Ясные результаты. Люди, вносившие вклад в развитие Linux, двояким образом знали, каким будет конечный результат их усилий. Во-первых, они, конечно же, отдавали себе отчет, что работают над операционной системой для компьютера. Во-вторых, что не менее важно, они знали о том, как их работа будет и не будет использоваться, то есть кто может владеть ею, вносить в нее изменения, получать прибыль от ее продажи, ограничивать к ней доступ и тому подобное.

В начале истории Linux Торвальдс решил использовать для системы Генеральную общедоступную лицензию GNU, разработанную в 1989 году пионером свободного программного обеспечения Ричардом Столлманом. Там указывалось два важных соображения: во-первых, все конечные пользователи (отдельные люди, организации или компании) могут свободно запускать, изучать, копировать и менять это программное обеспечение; во-вторых, все изменения, расширения и будущие версии Linux остаются свободными в той же степени. Генеральная общедоступная лицензия давала любому участнику работы над Linux уверенность, что эта операционная система никогда не будет закрыта и не станет чьей-то собственностью и что правила, согласно которым работают все участники, не поменяются со временем. Тем, кто верит в принципы свободного распространения программного обеспечения, такая уверенность необходима. В целом это понятно: толпа желает ясности не только в том, как будут оцениваться вклады, но и в том, как они будут использоваться и кто сможет получать от них выгоду.

Самоорганизация. Люди и компании сами решали, над какими элементами Linux им работать; ни Торвальдс, ни какой-то другой центральный орган не ставили перед ними задач. Как же общие усилия гарантируют, что действительно важная работа будет доведена до результата? Это делается через осознание того, что в данном случае слово «важная» означает наиболее актуальную для сообщества конечных пользователей работу, через разрешение им вносить свой вклад и наличие определенной уверенности, что они этим займутся. Когда к работе над Linux присоединялись крупные технологические компании вроде Samsung или Intel, они, разумеется, давали указания своим сотрудникам заниматься теми или иными областями, однако общие усилия оставались крайне децентрализованными и не основывались на внешних предписаниях. На самом деле не было даже задачи сосредоточиться на одной версии Linux. Вместо этого операционная система могла ветвиться – так, что одна версия под названием Raspbian[599] была оптимизирована для Raspberry Pi[600], программируемого компьютера размером с кредитную карту, который стоит меньше 40 долларов, в то время как другие варианты Linux были оптимизированы для гигантских серверов. Ветвление рассматривалось не как потеря контроля, а как доказательство успеха Linux, и оно продемонстрировало все преимущества ситуации, когда сами участники организуют свою работу.
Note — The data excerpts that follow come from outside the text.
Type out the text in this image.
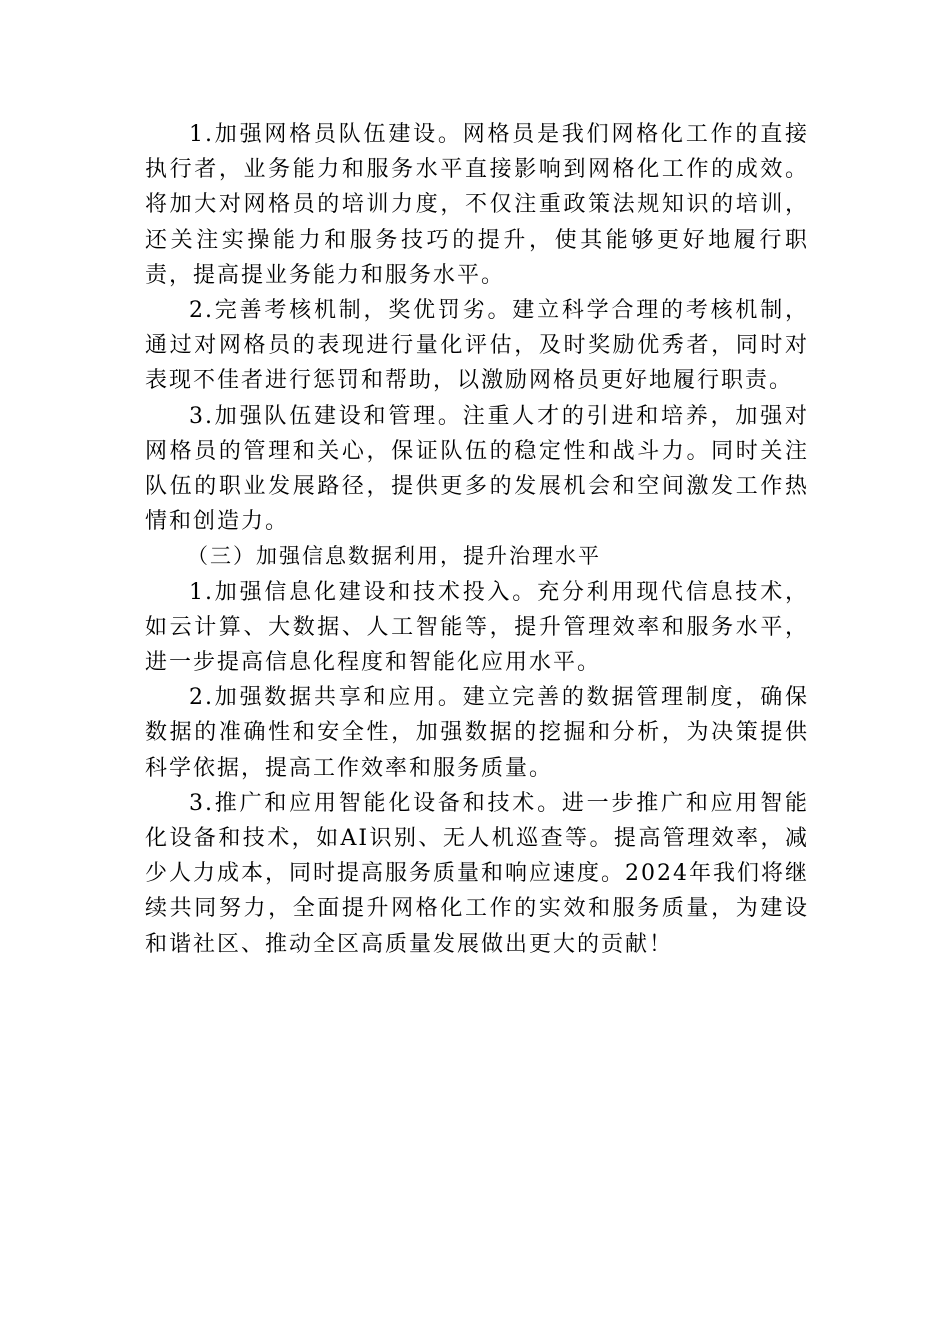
1.加强网格员队伍建设。网格员是我们网格化工作的直接执行者，业务能力和服务水平直接影响到网格化工作的成效。将加大对网格员的培训力度，不仅注重政策法规知识的培训，还关注实操能力和服务技巧的提升，使其能够更好地履行职责，提高提业务能力和服务水平。

2.完善考核机制，奖优罚劣。建立科学合理的考核机制，通过对网格员的表现进行量化评估，及时奖励优秀者，同时对表现不佳者进行惩罚和帮助，以激励网格员更好地履行职责。

3.加强队伍建设和管理。注重人才的引进和培养，加强对网格员的管理和关心，保证队伍的稳定性和战斗力。同时关注队伍的职业发展路径，提供更多的发展机会和空间激发工作热情和创造力。

（三）加强信息数据利用，提升治理水平

1.加强信息化建设和技术投入。充分利用现代信息技术，如云计算、大数据、人工智能等，提升管理效率和服务水平，进一步提高信息化程度和智能化应用水平。

2.加强数据共享和应用。建立完善的数据管理制度，确保数据的准确性和安全性，加强数据的挖掘和分析，为决策提供科学依据，提高工作效率和服务质量。

3.推广和应用智能化设备和技术。进一步推广和应用智能化设备和技术，如AI识别、无人机巡查等。提高管理效率，减少人力成本，同时提高服务质量和响应速度。2024年我们将继续共同努力，全面提升网格化工作的实效和服务质量，为建设和谐社区、推动全区高质量发展做出更大的贡献！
Гиковская модель руководства. По мере развития Linux Торвальдс оставался очень влиятельной фигурой и олицетворял стиль руководства, который мы называем гиковским. Мы употребляем это слово не в обидном смысле, а для описания поведения и принципов, которые обнаруживаются при разработках технологий, особенно тех, что охватывают много несвязанных людей и организаций. Гиковское руководство – это очень часто умелое руководство. Торвальдс всю жизнь был программистом, и весьма хорошим, поэтому к его мнению в сообществе Linux прислушивались с большим доверием. Руководители-гики тоже оглашают концепцию развития проекта и цель, ради которой они работают. Эта цель не обязана быть грандиозной (Торвальдс однажды заметил: «Я не стратег. У меня нет пятилетнего плана. Я инженер… Я смотрю под ноги и стараюсь заметить яму перед собой, прежде чем упаду в нее»[601]), однако она обязана быть ясной и способной мотивировать людей настолько, что они посвятят ее достижению время и силы.
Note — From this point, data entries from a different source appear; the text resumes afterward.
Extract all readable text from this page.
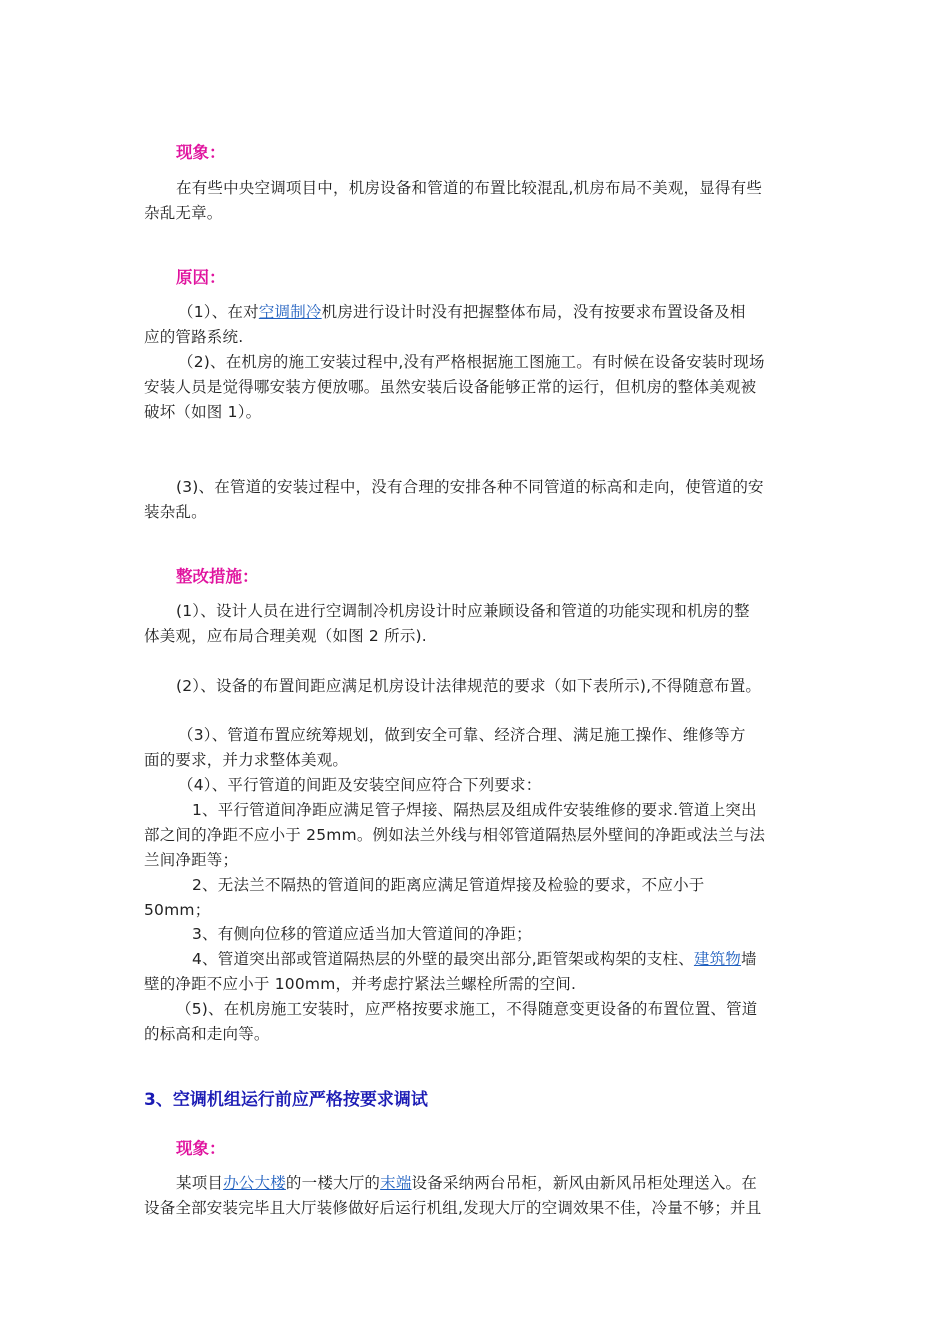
现象：
在有些中央空调项目中，机房设备和管道的布置比较混乱,机房布局不美观，显得有些
杂乱无章。
原因：
（1）、在对空调制冷机房进行设计时没有把握整体布局，没有按要求布置设备及相
应的管路系统.
（2)、在机房的施工安装过程中,没有严格根据施工图施工。有时候在设备安装时现场
安装人员是觉得哪安装方便放哪。虽然安装后设备能够正常的运行，但机房的整体美观被
破坏（如图 1）。
(3)、在管道的安装过程中，没有合理的安排各种不同管道的标高和走向，使管道的安
装杂乱。
整改措施：
(1）、设计人员在进行空调制冷机房设计时应兼顾设备和管道的功能实现和机房的整
体美观，应布局合理美观（如图 2 所示).
(2）、设备的布置间距应满足机房设计法律规范的要求（如下表所示),不得随意布置。
（3）、管道布置应统筹规划，做到安全可靠、经济合理、满足施工操作、维修等方
面的要求，并力求整体美观。
（4）、平行管道的间距及安装空间应符合下列要求：
1、平行管道间净距应满足管子焊接、隔热层及组成件安装维修的要求.管道上突出
部之间的净距不应小于 25mm。例如法兰外线与相邻管道隔热层外壁间的净距或法兰与法
兰间净距等；
2、无法兰不隔热的管道间的距离应满足管道焊接及检验的要求，不应小于
50mm；
3、有侧向位移的管道应适当加大管道间的净距；
4、管道突出部或管道隔热层的外壁的最突出部分,距管架或构架的支柱、建筑物墙
壁的净距不应小于 100mm，并考虑拧紧法兰螺栓所需的空间.
（5)、在机房施工安装时，应严格按要求施工，不得随意变更设备的布置位置、管道
的标高和走向等。
3、空调机组运行前应严格按要求调试
现象：
某项目办公大楼的一楼大厅的末端设备采纳两台吊柜，新风由新风吊柜处理送入。在
设备全部安装完毕且大厅装修做好后运行机组,发现大厅的空调效果不佳，冷量不够；并且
Без сомнения, создание свободной операционной системы с открытым исходным кодом для целого спектра компьютерных устройств мотивировало массу людей. Руководители-гики, как мы видели, часто имеют непоколебимое мнение. Торвальдс увлечен тем, что он называет кодом со вкусом (по его словам, он «действительно видит большие закономерности и в некотором роде инстинктивно знает, как делать правильно»[602]). Хорошо известны его периодически очень резкие заявления[603]. Нападки, вероятно, оттолкнули некоторых участников, но они демонстрируют сообществу в целом, что его основатель по-прежнему заинтересован и информирован, – таковы две отличительные черты гиковского руководства.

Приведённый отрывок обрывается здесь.